Para EO bergerak sesuai kebutuhan, selanjutnya bergerak berdasarkan aksi-reaksi. Semua dilakukan untuk pencitraan dan main klaim. Perebutan symbol dan identitas dukungan untuk pasangan capres-cawapres telah melahirkan perilaku politik baru bagi para EO sehingga lahirlah para EO deklarasi. Mereka bias jadi simpatisan murni dari pasangan capres-cawapres, tetapi bias juga dari kalangan petualangan politik dan para penumpang yang ingin mengambil kesempatan dari hiruk pikuk politik menjelang Pilpres.

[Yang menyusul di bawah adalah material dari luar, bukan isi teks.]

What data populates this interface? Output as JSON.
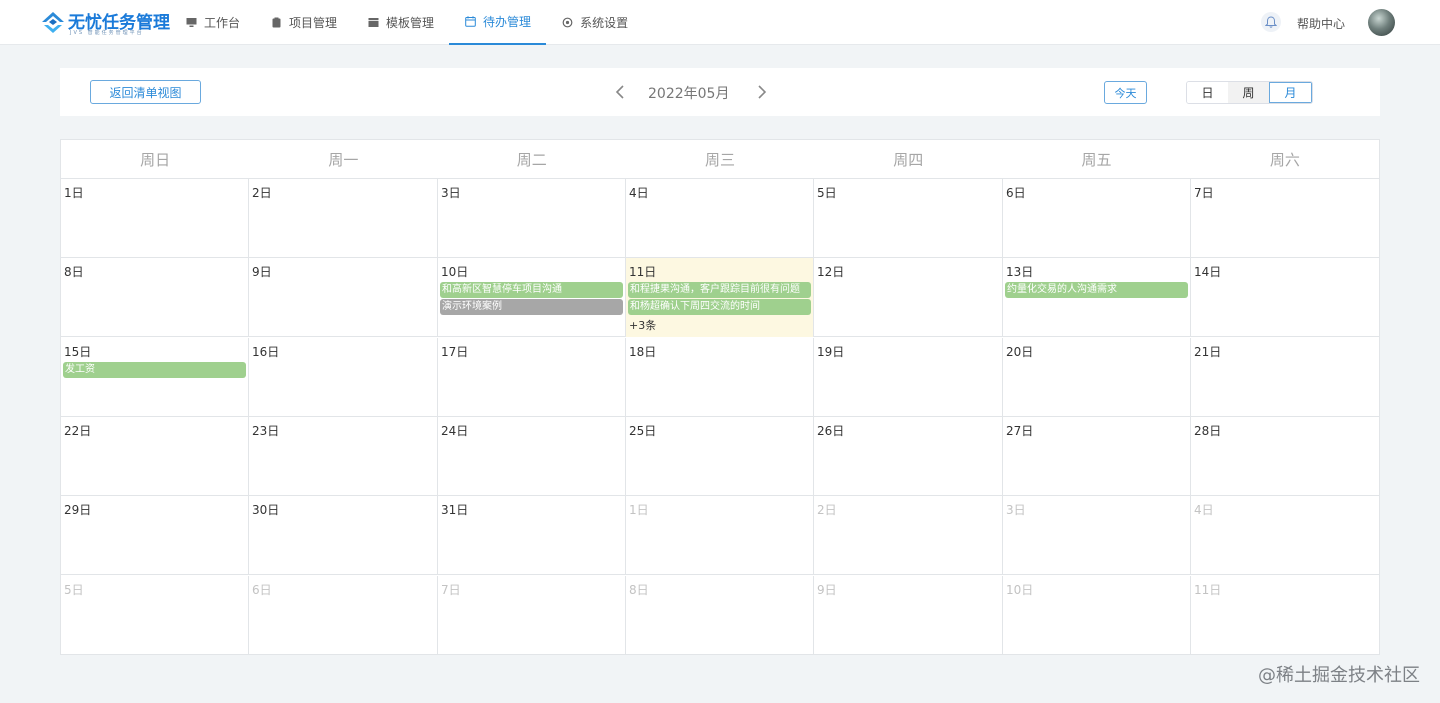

EO-EO ini menjadi bara yang menghangatkan, untuk tidak mengatakan memanaskan suasana politik. Hampir setiap hari, sebagaimana laporan berbagai media, terjadi deklarasi-deklarasi. Deklarasi salah satu pasangan akan menjadi terror psikis bagi pasangan yang lain. Aksi ini akan memunculkan reaksi. Begitu seterusnya sampai klimaknya nanti tanggal 9 Juli 2014. Mudah-mudahan suasananya hanya hangat-hangat tahi ayam, dan akan kembali ke suasana normal.
Indonesia Baru
Siapapun pasangan yang terpilih, tentu harus membawa perubahan nyata bagi Indonesia baru. Ongkos politik dalam pilpres ini sangat mahal, dan potensial dapat merusak harmoni social di masyarakat. Munculnya blok Prabowo-Hata dan Jokowi-JK di masyarakat akar rumput perlu diantisipasi oleh para politisi di tingkat atas, sehingga perang dingin tersebut akan selesai pada 9 Juli nanti. Tentu hal ini harus diimbangi dengan kinerja pemerintah sehingga apa yang dikampanyekan bukan sekedar slogan melangit, tetapi benar-benar dibumikan untuk transformasi masyarakat. Kedewaan berpolitik segenap anak bangsa akan diuji.
Ujian itu bukan saja terlketak pada kemenangan atau kekalahan pada 9 Juli nanti, tetapi juga bagaimana sekat-sekat politik di masyarakat untuk dapat dirobohkan sehingga dapat menciptakan harmoni social kembali. Kepentingan sesaat tentu tidak boleh diletakkan di atas kepentingan yang lebih abadi. Kepentingan suksesi 9 Juli tentu harus di bawah kepentingan bangsa yang lebih luas, yakni kebersamaan, persatuan, dan semangat saling menghargai di antara anak bangsa.